Africa News
UN rights chief "appalled" by Nigeria slaughter
Mar 9, 2010, 11:00 GMT
Geneva - Nigeria's restive central region should have been better protected to prevent massacres, the United Nations human rights chief said Tuesday, adding that she was 'appalled' by recent violence.
At least 200 people were slaughtered over the weekend when Muslim herdsmen raided Christian villages near the central Nigerian town of Jos. Most have been buried in a mass grave.
'After the January killings, the villages should have been properly protected,' UN High Commissioner for Human Rights Navi Pillay said, adding that 'women and children and elderly people were among those who were viciously slaughtered.'
The weekend massacre was the latest outbreak of violence between indigenous Christian and migrant Muslim groups in Plateau State, where struggles remain over control of land and resources.
More than 300 people died in January when rival gangs of youths clashed in Jos, burning mosques, churches and businesses.
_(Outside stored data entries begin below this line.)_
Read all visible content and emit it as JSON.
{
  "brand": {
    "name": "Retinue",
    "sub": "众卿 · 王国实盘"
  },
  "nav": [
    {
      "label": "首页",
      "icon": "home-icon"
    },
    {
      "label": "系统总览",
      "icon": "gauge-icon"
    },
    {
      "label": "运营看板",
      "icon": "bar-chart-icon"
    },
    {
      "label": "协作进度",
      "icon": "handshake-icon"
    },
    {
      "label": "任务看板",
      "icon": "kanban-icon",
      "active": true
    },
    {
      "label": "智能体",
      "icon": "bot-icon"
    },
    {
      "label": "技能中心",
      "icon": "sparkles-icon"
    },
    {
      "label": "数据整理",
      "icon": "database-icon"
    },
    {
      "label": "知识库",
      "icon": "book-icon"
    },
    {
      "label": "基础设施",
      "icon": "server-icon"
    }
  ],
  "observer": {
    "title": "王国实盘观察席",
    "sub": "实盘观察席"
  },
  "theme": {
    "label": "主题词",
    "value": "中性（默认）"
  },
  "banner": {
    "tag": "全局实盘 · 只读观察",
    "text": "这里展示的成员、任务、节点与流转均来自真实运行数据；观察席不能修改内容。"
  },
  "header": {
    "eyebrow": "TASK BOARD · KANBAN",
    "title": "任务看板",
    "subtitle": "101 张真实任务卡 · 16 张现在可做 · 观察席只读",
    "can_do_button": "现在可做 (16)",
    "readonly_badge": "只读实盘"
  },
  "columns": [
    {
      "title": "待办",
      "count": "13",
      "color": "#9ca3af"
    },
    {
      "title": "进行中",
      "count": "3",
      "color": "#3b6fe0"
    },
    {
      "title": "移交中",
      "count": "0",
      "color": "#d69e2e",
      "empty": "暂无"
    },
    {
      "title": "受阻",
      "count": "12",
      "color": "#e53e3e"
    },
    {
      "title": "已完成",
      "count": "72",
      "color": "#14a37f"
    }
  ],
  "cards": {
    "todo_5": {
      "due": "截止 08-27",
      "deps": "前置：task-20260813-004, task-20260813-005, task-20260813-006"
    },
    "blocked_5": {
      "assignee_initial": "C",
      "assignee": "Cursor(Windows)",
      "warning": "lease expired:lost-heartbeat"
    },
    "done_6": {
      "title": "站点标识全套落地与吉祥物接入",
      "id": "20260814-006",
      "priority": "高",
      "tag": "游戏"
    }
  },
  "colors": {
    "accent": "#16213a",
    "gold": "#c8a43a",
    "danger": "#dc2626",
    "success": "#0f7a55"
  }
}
Pillay said 'it would be a mistake to paint this purely as sectarian or ethnic violence.'
In a statement, she noted allegations that local politicians 'may have exploited socio-economic, ethnic and religious divisions.'
She urged the government to 'tackle the underlying causes of the repeated outbreaks of ethnic and religious violence which Nigeria has witnessed in recent years, namely discrimination, poverty and disputes over land.'
UN estimates indicate over 1,000 people may have been violently killed in the last three years in the Jos region. Across the country, more than 10,000 people have died in what have been described as ethnic clashes, since Nigeria's return to civilian rule in 1999.